Feeding Hope since 1995

For almost 25 years, the Houston Aggie Volunteers have helped the Houston Food Bank feed at least 137,000 people each week (a population exceeding that of all of Bryan/College Station), providing more than 65 million pounds of food and prepared meals annually.

In 1995, former Houston A&M Club president William Wade ’73 established the Houston Aggie Volunteers in an effort to expand the community service aspect of the Club’s many activities. Since that time, the Volunteers have provided manpower to a large number of charitable groups in the Houston area. The primary beneficiary of the Volunteers’ efforts is the Houston Food Bank – receiving over 10,000 hours of labor from 1995 to 2011. No other college-affiliated alumni group in Houston has provided more volunteer hours to the Houston Food Bank than the Houston Aggie Volunteers – there is not even a close second.
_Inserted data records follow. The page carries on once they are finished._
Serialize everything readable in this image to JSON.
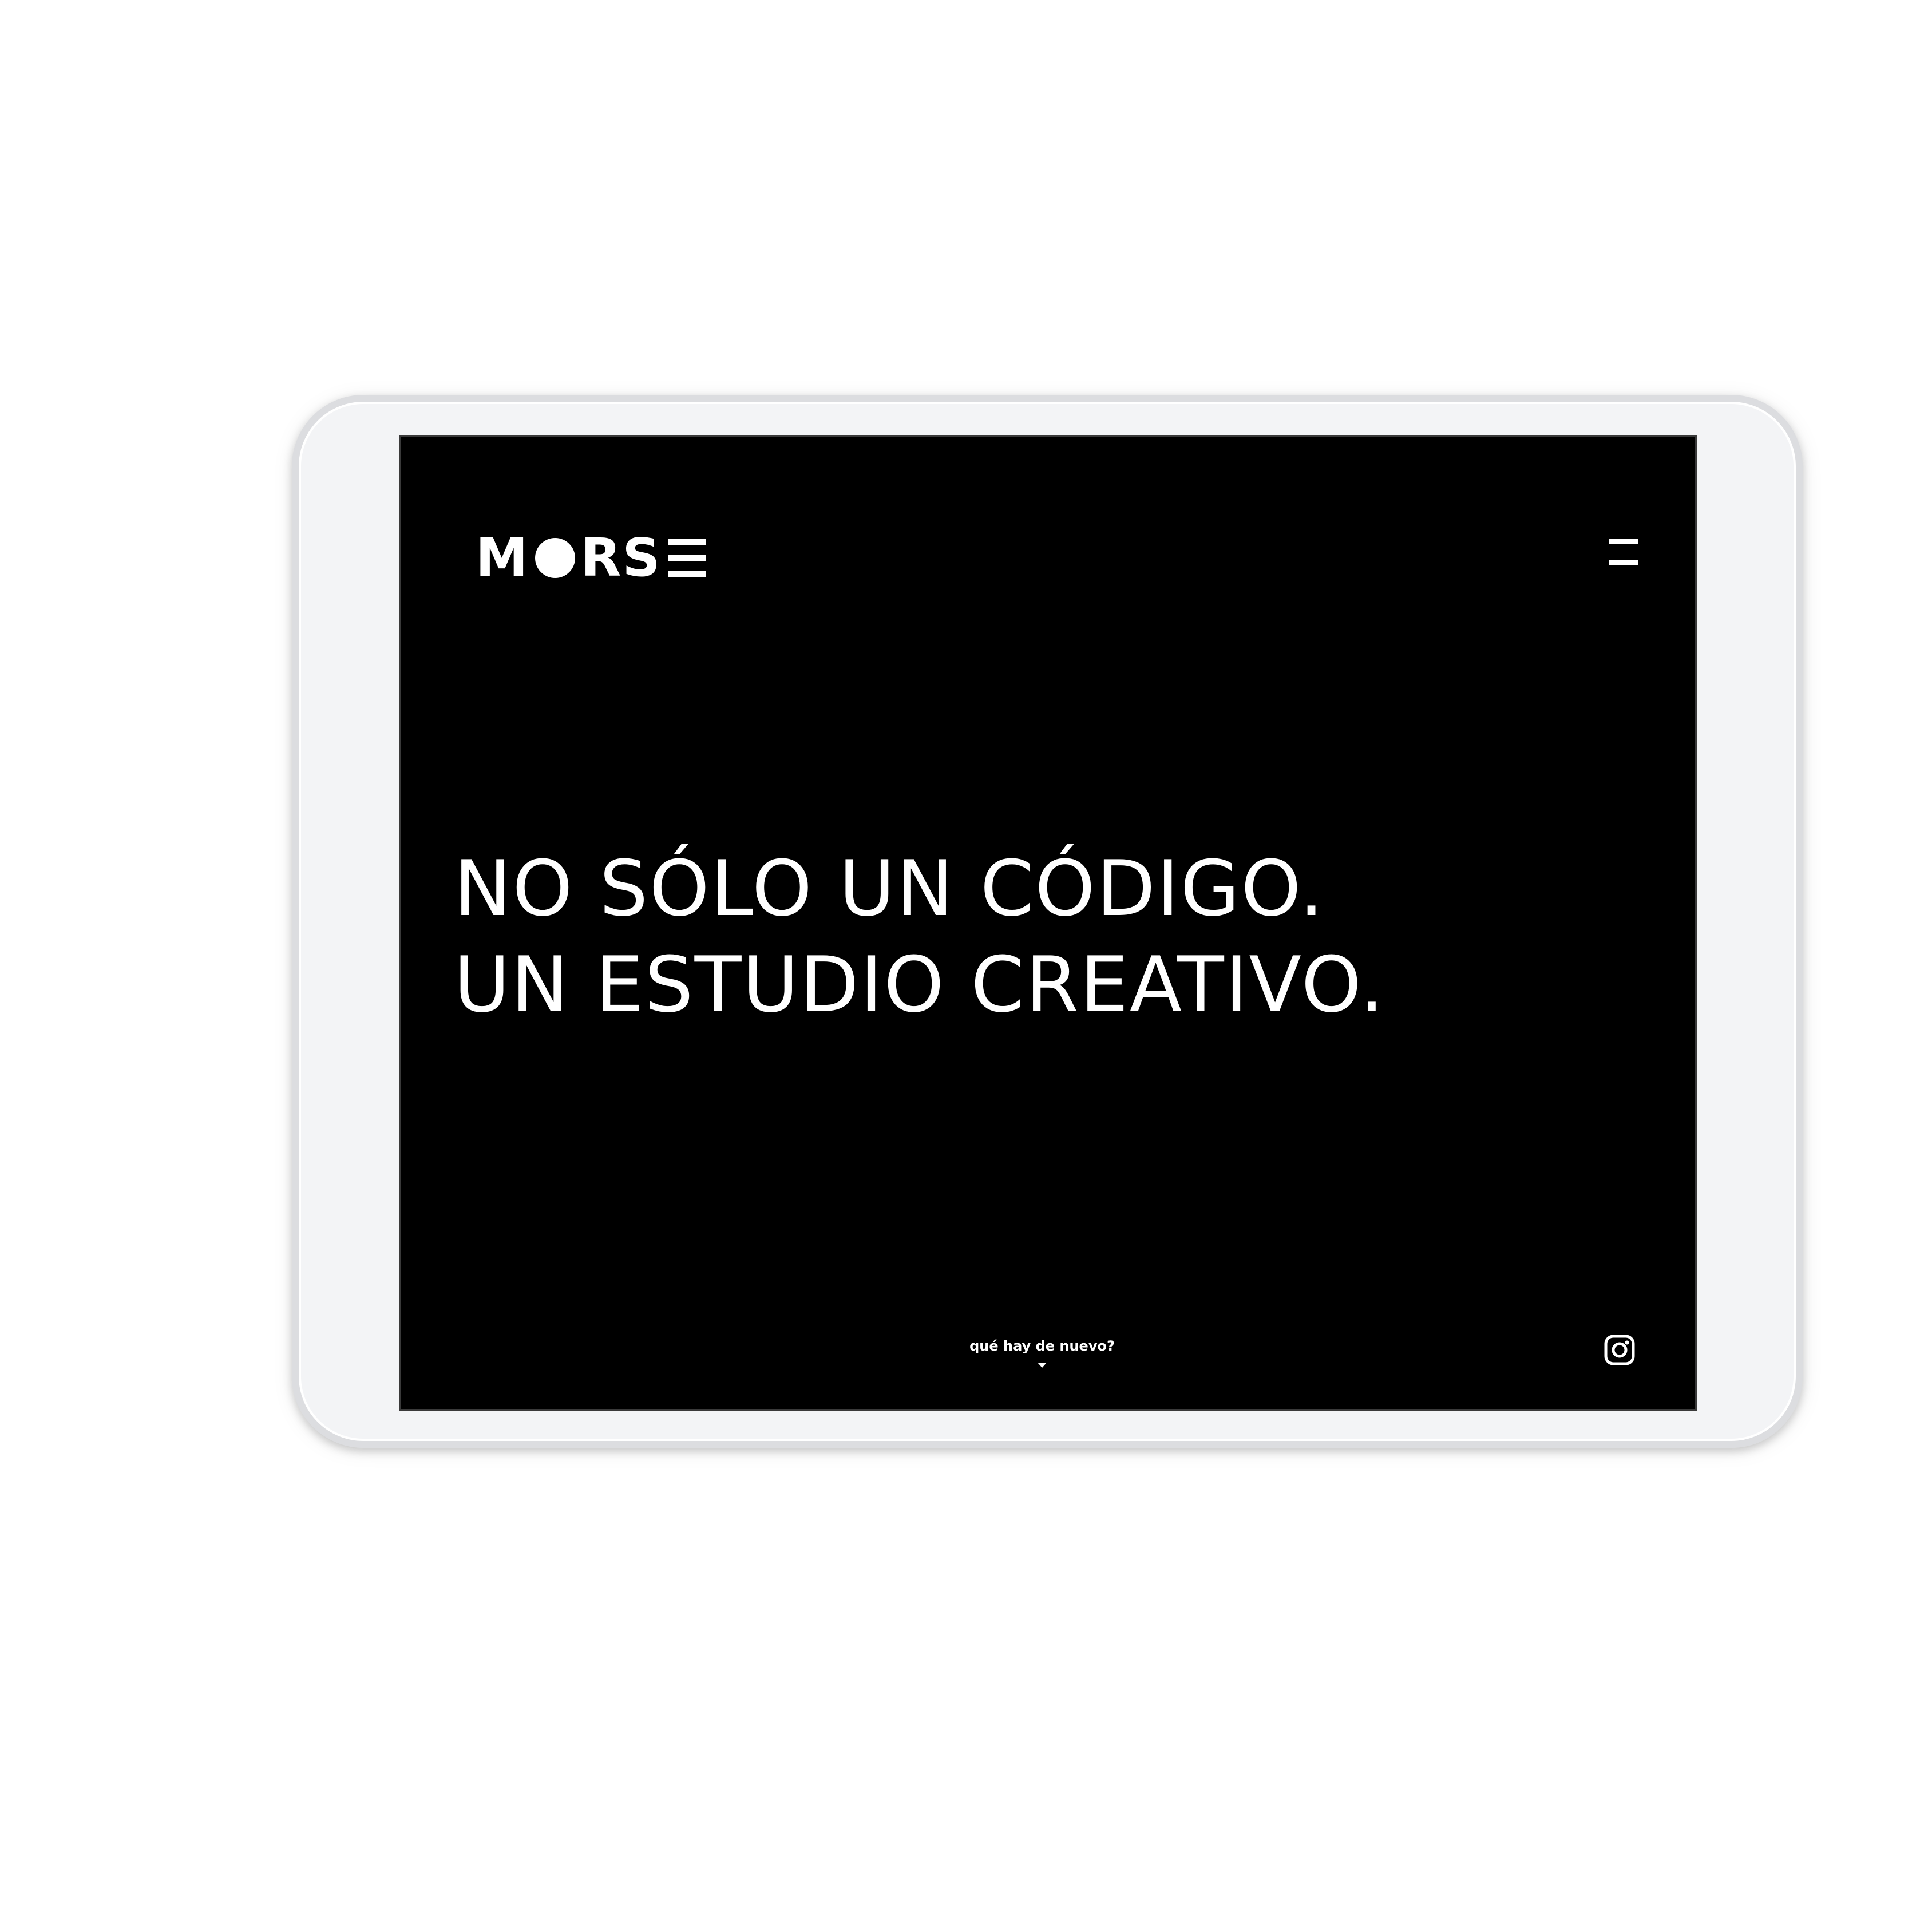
{
  "header": {
    "logo_text": "MORSE"
  },
  "hero": {
    "line1": "NO SÓLO UN CÓDIGO.",
    "line2": "UN ESTUDIO CREATIVO."
  },
  "footer": {
    "news_link": "qué hay de nuevo?"
  },
  "icons": {
    "menu": "hamburger-menu-icon",
    "scroll": "caret-down-icon",
    "social": "instagram-icon"
  },
  "colors": {
    "screen_background": "#000000",
    "text": "#ffffff",
    "device_frame": "#f3f4f6"
  }
}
It is estimated that at least 30% of the recipients receiving food are children under 18. Houston Food Bank distributions are made through over 200 Houston-area nonprofit and church-related pantries, which must meet stringent certification standards. In 2011, the Houston Food Bank moved to a much larger location, and this major expansion sadly reflects the growing need for the services of the Food Bank.
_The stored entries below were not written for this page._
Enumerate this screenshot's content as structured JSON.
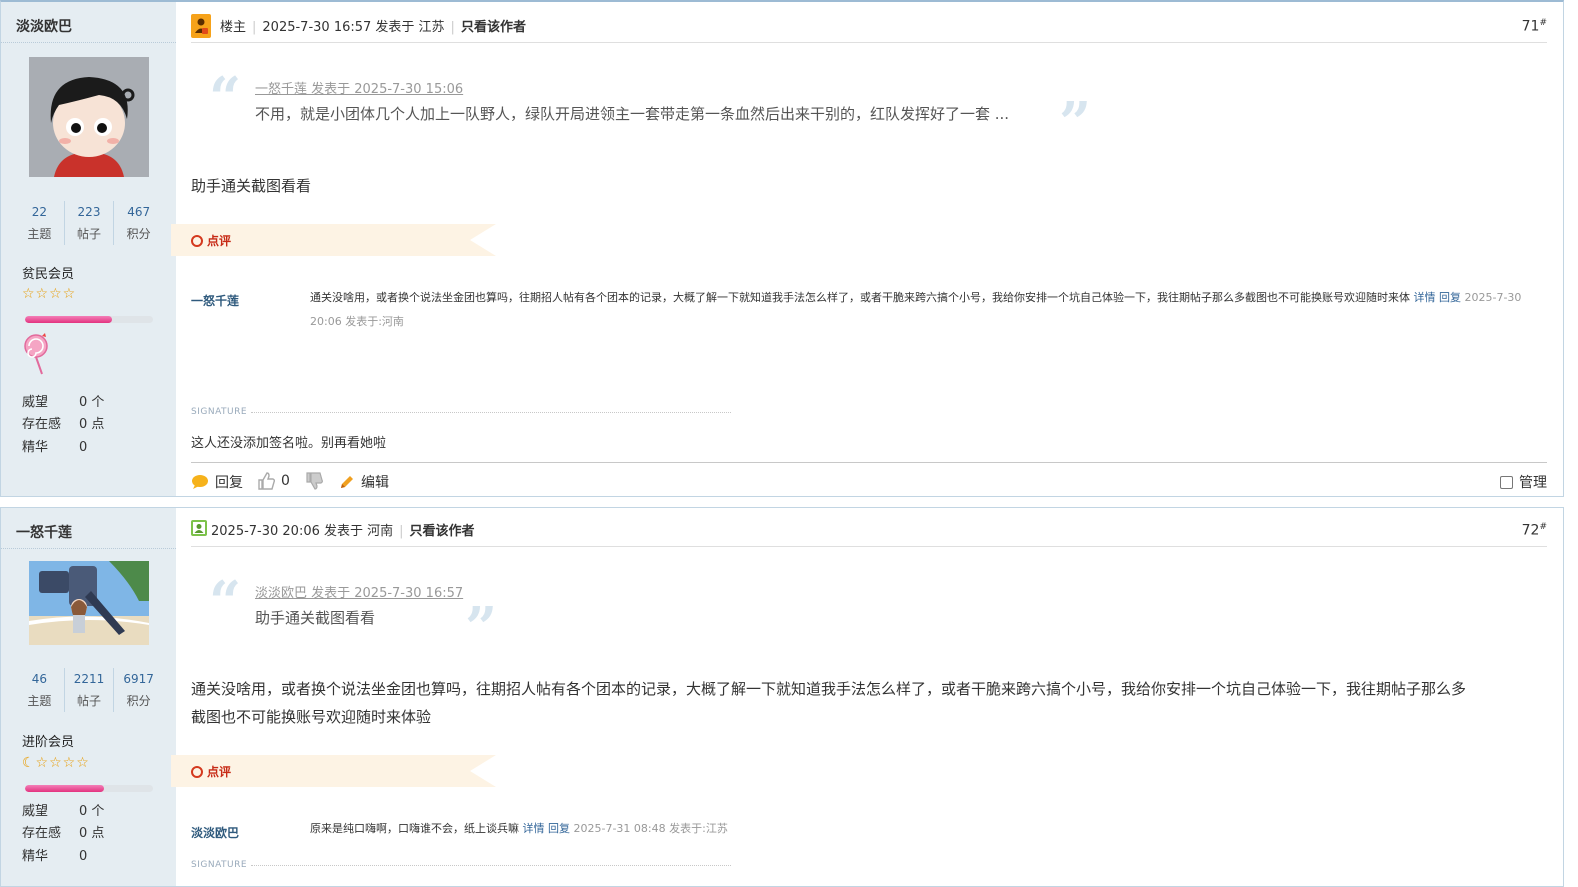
{
  "post71": {
    "author": "淡淡欧巴",
    "stats": [
      {
        "num": "22",
        "label": "主题"
      },
      {
        "num": "223",
        "label": "帖子"
      },
      {
        "num": "467",
        "label": "积分"
      }
    ],
    "rank": "贫民会员",
    "stars": "☆☆☆☆",
    "progress": 0.68,
    "weiwang_label": "威望",
    "weiwang_value": "0 个",
    "cunzai_label": "存在感",
    "cunzai_value": "0 点",
    "jinghua_label": "精华",
    "jinghua_value": "0",
    "owner_label": "楼主",
    "date": "2025-7-30 16:57 发表于 江苏",
    "only_author": "只看该作者",
    "floor": "71",
    "quote_head": "一怒千莲 发表于 2025-7-30 15:06",
    "quote_body": "不用，就是小团体几个人加上一队野人，绿队开局进领主一套带走第一条血然后出来干别的，红队发挥好了一套 ...",
    "content": "助手通关截图看看",
    "comment_label": "点评",
    "comment_user": "一怒千莲",
    "comment_text": "通关没啥用，或者换个说法坐金团也算吗，往期招人帖有各个团本的记录，大概了解一下就知道我手法怎么样了，或者干脆来跨六搞个小号，我给你安排一个坑自己体验一下，我往期帖子那么多截图也不可能换账号欢迎随时来体",
    "comment_detail": "详情",
    "comment_reply": "回复",
    "comment_meta": "2025-7-30 20:06 发表于:河南",
    "sig_label": "SIGNATURE",
    "sig_text": "这人还没添加签名啦。别再看她啦",
    "reply_label": "回复",
    "like_count": "0",
    "edit_label": "编辑",
    "manage_label": "管理"
  },
  "post72": {
    "author": "一怒千莲",
    "stats": [
      {
        "num": "46",
        "label": "主题"
      },
      {
        "num": "2211",
        "label": "帖子"
      },
      {
        "num": "6917",
        "label": "积分"
      }
    ],
    "rank": "进阶会员",
    "stars": "☾☆☆☆☆",
    "progress": 0.62,
    "weiwang_label": "威望",
    "weiwang_value": "0 个",
    "cunzai_label": "存在感",
    "cunzai_value": "0 点",
    "jinghua_label": "精华",
    "jinghua_value": "0",
    "date": "2025-7-30 20:06 发表于 河南",
    "only_author": "只看该作者",
    "floor": "72",
    "quote_head": "淡淡欧巴 发表于 2025-7-30 16:57",
    "quote_body": "助手通关截图看看",
    "content_line1": "通关没啥用，或者换个说法坐金团也算吗，往期招人帖有各个团本的记录，大概了解一下就知道我手法怎么样了，或者干脆来跨六搞个小号，我给你安排一个坑自己体验一下，我往期帖子那么多",
    "content_line2": "截图也不可能换账号欢迎随时来体验",
    "comment_label": "点评",
    "comment_user": "淡淡欧巴",
    "comment_text": "原来是纯口嗨啊，口嗨谁不会，纸上谈兵嘛",
    "comment_detail": "详情",
    "comment_reply": "回复",
    "comment_meta": "2025-7-31 08:48 发表于:江苏",
    "sig_label": "SIGNATURE"
  },
  "colors": {
    "accent": "#336699",
    "sidebar": "#e5edf2",
    "comment_bg": "#fdf3e4",
    "comment_red": "#c72a15"
  }
}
Founder William Wade had the following to say about the Food Bank:
“The Houston A&M Club Board of Directors recognizes that many local Aggies are constrained by work and family obligations from participating in our luncheons and other activities that may occur during the workday each week. In addition, we recognize that younger Aggies are often constrained by tight budgets, as well. However, the Houston Food Bank offers a great opportunity for someone to get involved with the Club at little cost (gas money), to make new friends, promote A&M’s good name in the Houston area and to address a pressing need for help. Over 90% of all work at the Food Bank is performed by unpaid labor. The Food Bank would simply shut down if not for volunteers. In addition, there is no doubt that fellow Aggies have benefited from the work of the Food Bank – Aggies are not immune to the ravages of a down economy, family crises and the like. I have represented these Aggies in my law practice, and it is very compelling to see families in need. No kid in Houston should ever have to go to bed hungry. We need your help, especially all of you young Aggies – missing one happy hour or movie night a month is a small price to pay for what we all owe back to our community.”